The Northeast has both religious and economic linkages to Israel


Israel has extended its footprint towards India's northeast with the appointment of Joyshree Das Verma as honorary consul in the region. Based in Assam, she will oversee the embassy's outreach on Assam, Arunachal Pradesh, Nagaland, Manipur, Mizoram, Meghalaya, Tripura and Sikkim.

Although little bigger than one of the smaller north eastern states, Israel has a presence across the country, with consulates in Mumbai and Bengaluru and another honorary consuler in Kolkata.

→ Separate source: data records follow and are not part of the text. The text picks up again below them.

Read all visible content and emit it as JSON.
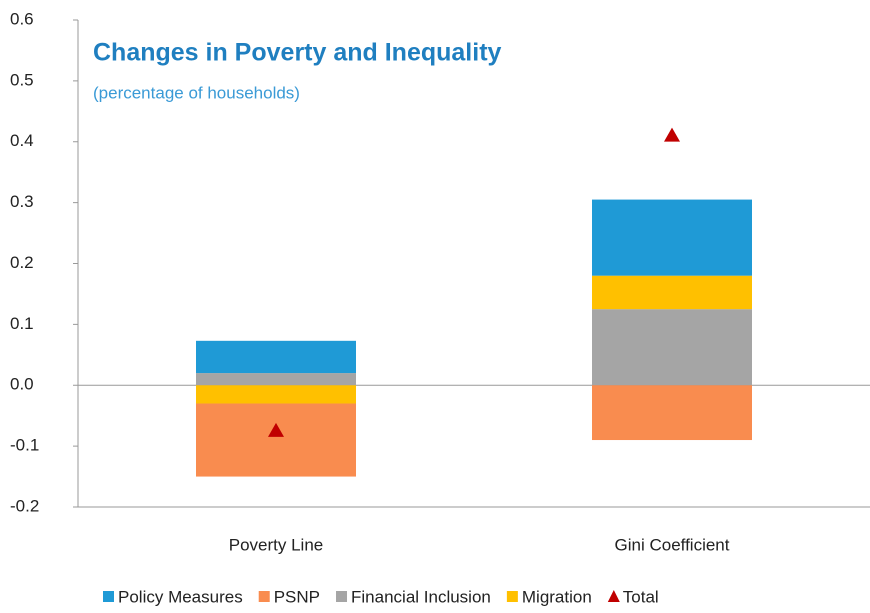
{
  "chart_data": {
    "type": "bar",
    "title": "Changes in Poverty and Inequality",
    "subtitle": "(percentage of households)",
    "categories": [
      "Poverty Line",
      "Gini Coefficient"
    ],
    "series": [
      {
        "name": "Policy Measures",
        "color": "#1f9ad6",
        "values": [
          0.053,
          0.125
        ]
      },
      {
        "name": "PSNP",
        "color": "#f98c4f",
        "values": [
          -0.12,
          -0.09
        ]
      },
      {
        "name": "Financial Inclusion",
        "color": "#a5a5a5",
        "values": [
          0.02,
          0.125
        ]
      },
      {
        "name": "Migration",
        "color": "#ffc000",
        "values": [
          -0.03,
          0.055
        ]
      },
      {
        "name": "Total",
        "color": "#c00000",
        "type": "marker",
        "values": [
          -0.075,
          0.41
        ]
      }
    ],
    "ylim": [
      -0.2,
      0.6
    ],
    "yticks": [
      -0.2,
      -0.1,
      {
        "value": 0,
        "label": "0.0"
      },
      0.1,
      0.2,
      0.3,
      0.4,
      0.5,
      0.6
    ],
    "legend": "bottom"
  }
}
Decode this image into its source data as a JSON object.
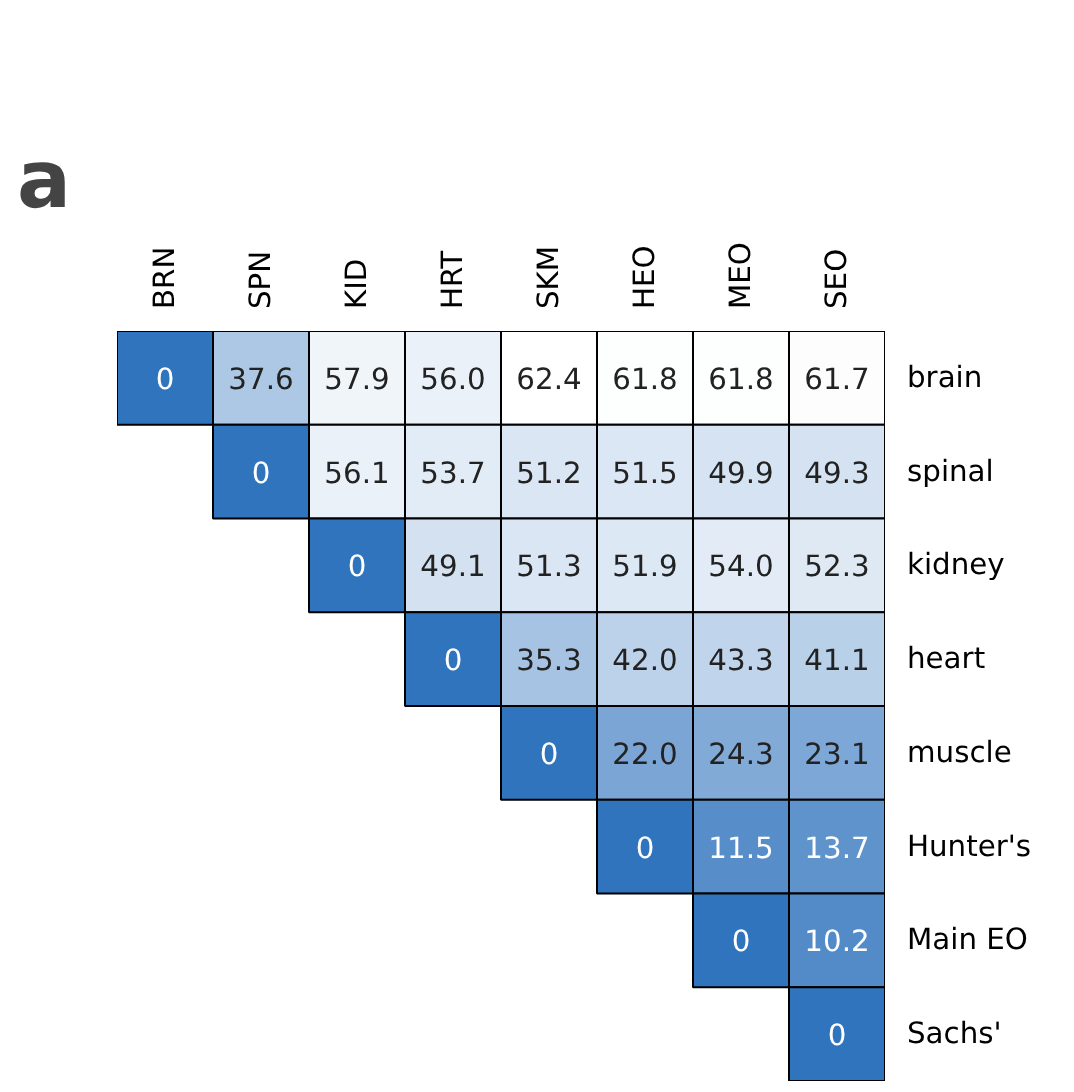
{
  "chart_data": {
    "type": "heatmap",
    "annotations": [
      "a"
    ],
    "categories": [
      "BRN",
      "SPN",
      "KID",
      "HRT",
      "SKM",
      "HEO",
      "MEO",
      "SEO"
    ],
    "y_categories": [
      "brain",
      "spinal",
      "kidney",
      "heart",
      "muscle",
      "Hunter's",
      "Main EO",
      "Sachs'"
    ],
    "cells": [
      [
        0,
        37.6,
        57.9,
        56.0,
        62.4,
        61.8,
        61.8,
        61.7
      ],
      [
        null,
        0,
        56.1,
        53.7,
        51.2,
        51.5,
        49.9,
        49.3
      ],
      [
        null,
        null,
        0,
        49.1,
        51.3,
        51.9,
        54.0,
        52.3
      ],
      [
        null,
        null,
        null,
        0,
        35.3,
        42.0,
        43.3,
        41.1
      ],
      [
        null,
        null,
        null,
        null,
        0,
        22.0,
        24.3,
        23.1
      ],
      [
        null,
        null,
        null,
        null,
        null,
        0,
        11.5,
        13.7
      ],
      [
        null,
        null,
        null,
        null,
        null,
        null,
        0,
        10.2
      ],
      [
        null,
        null,
        null,
        null,
        null,
        null,
        null,
        0
      ]
    ],
    "cell_labels": [
      [
        "0",
        "37.6",
        "57.9",
        "56.0",
        "62.4",
        "61.8",
        "61.8",
        "61.7"
      ],
      [
        null,
        "0",
        "56.1",
        "53.7",
        "51.2",
        "51.5",
        "49.9",
        "49.3"
      ],
      [
        null,
        null,
        "0",
        "49.1",
        "51.3",
        "51.9",
        "54.0",
        "52.3"
      ],
      [
        null,
        null,
        null,
        "0",
        "35.3",
        "42.0",
        "43.3",
        "41.1"
      ],
      [
        null,
        null,
        null,
        null,
        "0",
        "22.0",
        "24.3",
        "23.1"
      ],
      [
        null,
        null,
        null,
        null,
        null,
        "0",
        "11.5",
        "13.7"
      ],
      [
        null,
        null,
        null,
        null,
        null,
        null,
        "0",
        "10.2"
      ],
      [
        null,
        null,
        null,
        null,
        null,
        null,
        null,
        "0"
      ]
    ]
  }
}
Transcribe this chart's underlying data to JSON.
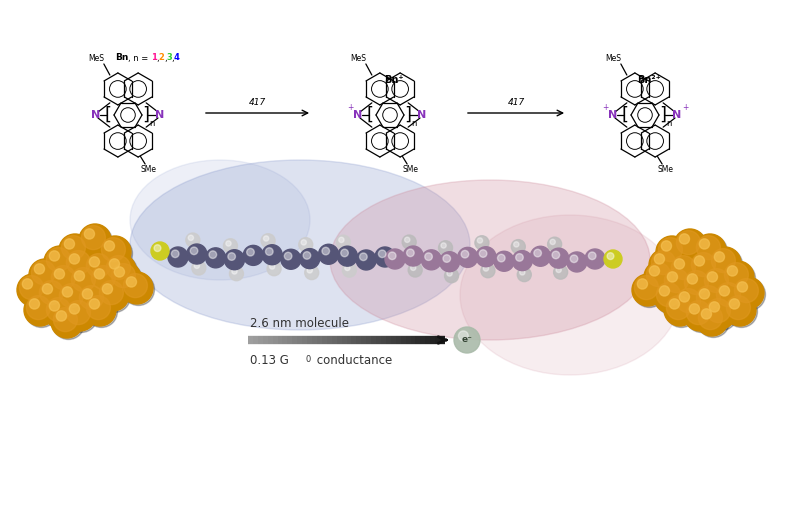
{
  "bg_color": "#ffffff",
  "n_colors": [
    "#ff1493",
    "#ff8c00",
    "#32cd32",
    "#0000ff"
  ],
  "n_numbers": [
    "1",
    ",",
    "2",
    ",",
    "3",
    ",",
    "4"
  ],
  "text_nm": "2.6 nm molecule",
  "text_cond": "0.13 G",
  "text_cond2": "0 conductance",
  "gold_color": "#cc8800",
  "gold_mid": "#e09820",
  "gold_highlight": "#f5c050",
  "blue_blob_color": "#8899cc",
  "red_blob_color": "#cc8899",
  "wire_dark": "#555577",
  "wire_mid": "#997799",
  "sulfur_color": "#cccc22",
  "electron_color": "#aabbaa",
  "n_atom_color": "#8833bb",
  "arrow_color": "#333333"
}
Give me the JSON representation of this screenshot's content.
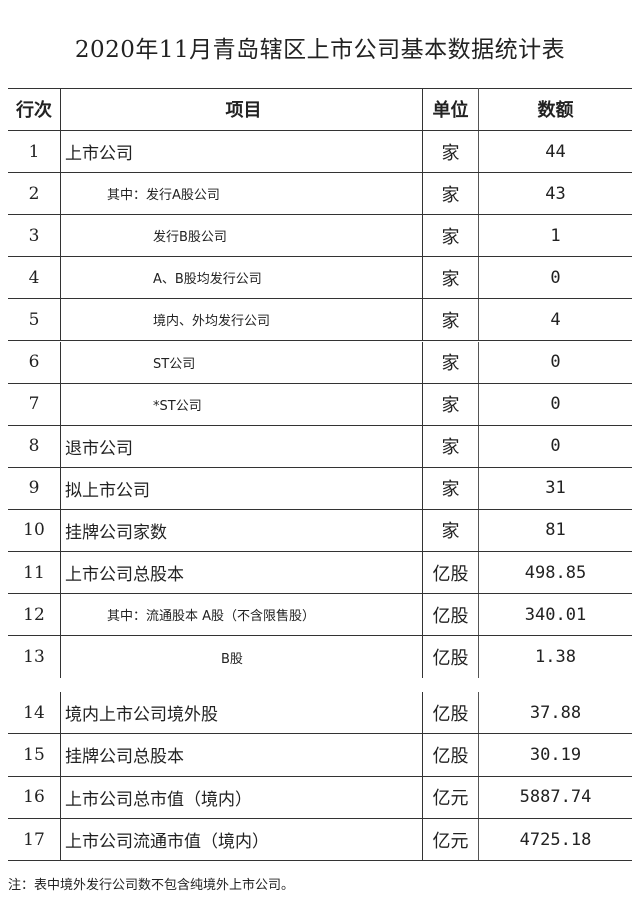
{
  "title": "2020年11月青岛辖区上市公司基本数据统计表",
  "headers": [
    "行次",
    "项目",
    "单位",
    "数额"
  ],
  "rows": [
    {
      "no": "1",
      "item": "上市公司",
      "unit": "家",
      "value": "44",
      "level": 0
    },
    {
      "no": "2",
      "item": "其中：发行A股公司",
      "unit": "家",
      "value": "43",
      "level": 1
    },
    {
      "no": "3",
      "item": "发行B股公司",
      "unit": "家",
      "value": "1",
      "level": 2
    },
    {
      "no": "4",
      "item": "A、B股均发行公司",
      "unit": "家",
      "value": "0",
      "level": 2
    },
    {
      "no": "5",
      "item": "境内、外均发行公司",
      "unit": "家",
      "value": "4",
      "level": 2
    },
    {
      "no": "6",
      "item": "ST公司",
      "unit": "家",
      "value": "0",
      "level": 2
    },
    {
      "no": "7",
      "item": "*ST公司",
      "unit": "家",
      "value": "0",
      "level": 2
    },
    {
      "no": "8",
      "item": "退市公司",
      "unit": "家",
      "value": "0",
      "level": 0
    },
    {
      "no": "9",
      "item": "拟上市公司",
      "unit": "家",
      "value": "31",
      "level": 0
    },
    {
      "no": "10",
      "item": "挂牌公司家数",
      "unit": "家",
      "value": "81",
      "level": 0
    },
    {
      "no": "11",
      "item": "上市公司总股本",
      "unit": "亿股",
      "value": "498.85",
      "level": 0
    },
    {
      "no": "12",
      "item": "其中：流通股本 A股（不含限售股）",
      "unit": "亿股",
      "value": "340.01",
      "level": 1
    },
    {
      "no": "13",
      "item": "B股",
      "unit": "亿股",
      "value": "1.38",
      "level": 3
    },
    {
      "no": "14",
      "item": "境内上市公司境外股",
      "unit": "亿股",
      "value": "37.88",
      "level": 0
    },
    {
      "no": "15",
      "item": "挂牌公司总股本",
      "unit": "亿股",
      "value": "30.19",
      "level": 0
    },
    {
      "no": "16",
      "item": "上市公司总市值（境内）",
      "unit": "亿元",
      "value": "5887.74",
      "level": 0
    },
    {
      "no": "17",
      "item": "上市公司流通市值（境内）",
      "unit": "亿元",
      "value": "4725.18",
      "level": 0
    }
  ],
  "note": "注：表中境外发行公司数不包含纯境外上市公司。"
}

Announcing the appointment, ambassador of Israel in India Ron Malka said, “The relations between our two countries are growing and expanding rapidly. We are now going to take it forward and increase our presence in north east India.''

The embassy sees great potential for cooperation in agriculture and technology. Malka visited Meghalaya, Assam and Tripura last November and discussed areas of collaboration with the chief ministers. These include water management, agriculture, tourism, horticulture, fisheries and dairy. He had also laid the foundation stone of a Centre of Excellence in Vegetables in Khetri, Assam. The first Indo-Israeli Centre of Excellence was inaugurated in Mizoram in 2018, and is a platform for addressing challenges via applicable research and introduction of relevant, innovative Israeli agro-technologies, tailored to the needs of local farmers, said the embassy.

There is an interesting community, largely around Mizoram, but with a presence in nearby Bangladesh and Myanmar, too, called the Bnei Menashe, which were accepted as part of a lost tribe of Israel around 2005. These members, once they have been formally converted into Judaism, are allowed aliya,or immigration, into Israel. There were around 10,000 such individuals, of which around 3,000 have already migrated to Israel. In December 2020 itself, 114 newly inducted Jews from the community entered Israel, even as the pandemic rages on. As of Census, 2011, there are just around 5,000 Jews in India, though locals say there are around 20,000 in Mizoram itself.

Israel, however, sees the potential in the northeast beyond just the religious linkages. In an earlier interview with this correspondent, Malka had said that tourism has a huge scope, what with the large number of Israelis flocking to India every year. Their holiday destinations are usually Goa and Manali, but the north east offered potential for a new destination. Horticulture is big in these states, and despite their wet months, water management is a huge issue. In fact, Mawsynram, the wettest spot on earth, often has water wars during the dry winters, since there is scant stored water. Israel is a leader in both water management as well as horticulture.